Reuters is reporting that shares of Aetna and Wellpoint “slid on Wednesday and weighed on industry peers despite the fact that both posted strong quarterly earnings and raised their 2010 forecasts.” “A main reason for the industry’s uncertainty about the impact of the U.S. healthcare overhaul is that rules determining how much the health insurers must spend on medical costs have yet to be determined. Those details are expected to be ironed out in the next couple of months.”
Wellpoint, the nation’s largest insurer by membership, “reported a 4% increase in profit for the second quarter that helped generate earnings of $1.6 billion since the beginning of the year – a 26% increase over the same period in 2009″ and Aetna said its “second-quarter profits rose 42 percent, with a net income of $491 million, compared with $346.6 million for the same quarter last year.”
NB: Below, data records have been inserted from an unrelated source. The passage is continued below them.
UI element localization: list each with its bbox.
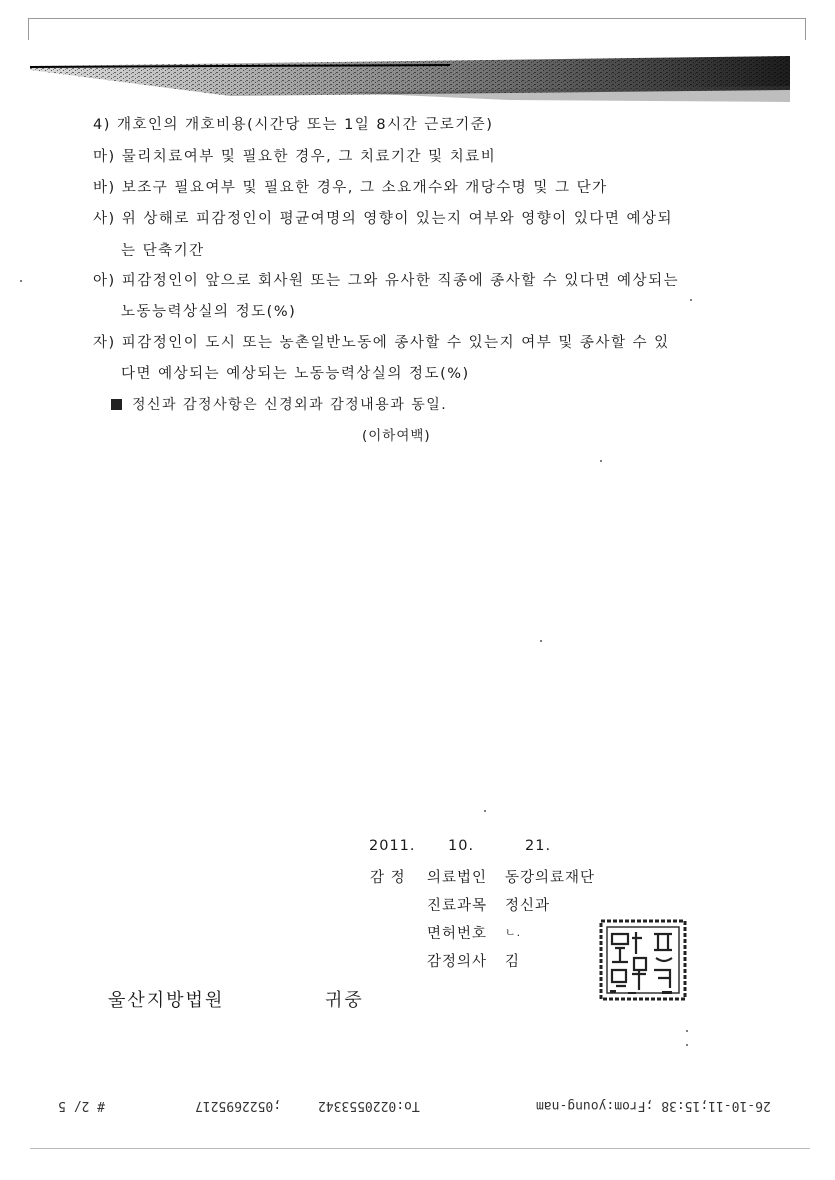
scan-speck bbox=[686, 1044, 688, 1046]
doctor-value: 김 bbox=[505, 954, 521, 970]
appraiser-label: 감 정 bbox=[370, 870, 406, 886]
date-year: 2011. bbox=[369, 838, 416, 854]
scan-speck bbox=[600, 460, 602, 462]
scan-speck bbox=[20, 280, 22, 282]
left-border-line bbox=[28, 18, 29, 40]
license-label: 면허번호 bbox=[427, 926, 488, 942]
corp-label: 의료법인 bbox=[427, 870, 488, 886]
item-line: 4) 개호인의 개호비용(시간당 또는 1일 8시간 근로기준) bbox=[93, 117, 494, 133]
date-day: 21. bbox=[525, 838, 552, 854]
doctor-label: 감정의사 bbox=[427, 954, 488, 970]
fax-recipient-number: To:0220553342 bbox=[318, 1098, 420, 1113]
fax-sender-number: ;0522695217 bbox=[195, 1098, 282, 1113]
top-border-line bbox=[28, 18, 806, 19]
scan-speck bbox=[540, 640, 542, 642]
official-seal bbox=[598, 918, 688, 1002]
date-month: 10. bbox=[448, 838, 475, 854]
scan-speck bbox=[690, 299, 692, 301]
scan-speck bbox=[686, 1030, 688, 1032]
note-text: 정신과 감정사항은 신경외과 감정내용과 동일. bbox=[132, 397, 448, 413]
dept-label: 진료과목 bbox=[427, 898, 488, 914]
dept-value: 정신과 bbox=[505, 898, 551, 914]
license-value: ㄴ. bbox=[505, 926, 522, 939]
bottom-border-line bbox=[30, 1148, 810, 1149]
item-continuation: 는 단축기간 bbox=[121, 243, 205, 259]
fax-page-number: # 2/ 5 bbox=[58, 1098, 105, 1113]
fax-timestamp: 26-10-11;15:38 ;From:young-nam bbox=[536, 1098, 771, 1113]
item-continuation: 다면 예상되는 예상되는 노동능력상실의 정도(%) bbox=[121, 366, 470, 382]
blank-below-marker: (이하여백) bbox=[362, 428, 431, 444]
item-line: 바) 보조구 필요여부 및 필요한 경우, 그 소요개수와 개당수명 및 그 단가 bbox=[93, 180, 608, 196]
item-line: 자) 피감정인이 도시 또는 농촌일반노동에 종사할 수 있는지 여부 및 종사할 수 있 bbox=[93, 335, 670, 351]
right-border-line bbox=[805, 18, 806, 40]
honorific: 귀중 bbox=[325, 990, 364, 1011]
item-line: 아) 피감정인이 앞으로 회사원 또는 그와 유사한 직종에 종사할 수 있다면 예상되는 bbox=[93, 273, 680, 289]
court-name: 울산지방법원 bbox=[108, 990, 225, 1011]
bullet-square-icon bbox=[111, 399, 122, 410]
item-continuation: 노동능력상실의 정도(%) bbox=[121, 304, 297, 320]
item-line: 사) 위 상해로 피감정인이 평균여명의 영향이 있는지 여부와 영향이 있다면 예상되 bbox=[93, 211, 673, 227]
fax-scan-band bbox=[30, 56, 790, 108]
item-line: 마) 물리치료여부 및 필요한 경우, 그 치료기간 및 치료비 bbox=[93, 149, 497, 165]
scan-speck bbox=[484, 810, 486, 812]
corp-value: 동강의료재단 bbox=[505, 870, 596, 886]
psychiatry-note bbox=[111, 394, 447, 414]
Both companies also reported lower medical-loss-ratios, as enrollment numbers declined. Kaiser Health News has this breakdown:
For the quarter, Aetna’s combined medical-loss ratio for its commercial, Medicare and Medicaid businesses was 81.8 percent, compared with 86.8 percent in the same quarter last year. The ratio for its commercial business declined to 80.1 percent for the second quarter from 85.9 percent for the same quarter in 2009…[Wellpoint] said it spent 82.9 percent of customers’ premiums on medical care during the second quarter, down from 83.9 percent during the same quarter a year ago. For all of 2010, WellPoint now expects its so-called medical loss ratio to be 83.9 percent, down from its April forecast of 84.3 percent.
In other words, insurers earned more partly because they spent less on medical care and some Democrats in Congress are already arguing that these profits should preclude insurers from raising premiums next year. “Wellpoint and Aetna are on track for great years with multi-billion dollar profits. Now it’s time for them to return those windfalls to their enrollees in the form of reduced premiums. With business booming, there is no excuse for any premium hikes or benefit cuts next year by Wellpoint or Aetna in their private sector or Medicare Advantage plans,” Rep. Pete Stark (D-CA), Chairman of the Ways and Means Health Subcommittee said in a statement.
The MLR indicator is closely watched by Wall Street investors as a sign of insurer profitability and companies have spent years strictly defining “medical care” to ensure that the so-called “loss” to profit is not too great. But now that the health care law will require insurers to spend at least 80 percent of premiums on medical care, and 85 percent for large group plans, insurers are lobbying to expand the definition to include services they had previously classified as “administrative.”
It’s unclear why insurers’ medical loss ratios are decreasing just as the government is preparing to issue new, presumably more stringent regulations. Are beneficiaries spending less on health care during an economic downturn or are insurers dropping sicker patients, stashing cash away in reserves, and investing in other business activities? The lower the MLR rate today, the more insurers would have to spend on medical expenses to meet the new requirements (if they’re at 80% today, they’ll have to jump 5 percentage points to get to 85%, which is far more difficult than starting at 84% and moving just 1 point to the new requirement). But this lower starting point gives insurers the opportunity to whine about “unreasonable” government regulations and could even convince the Secretary to use her discretion to lower the target rates. If she doesn’t of course, it could all backfire.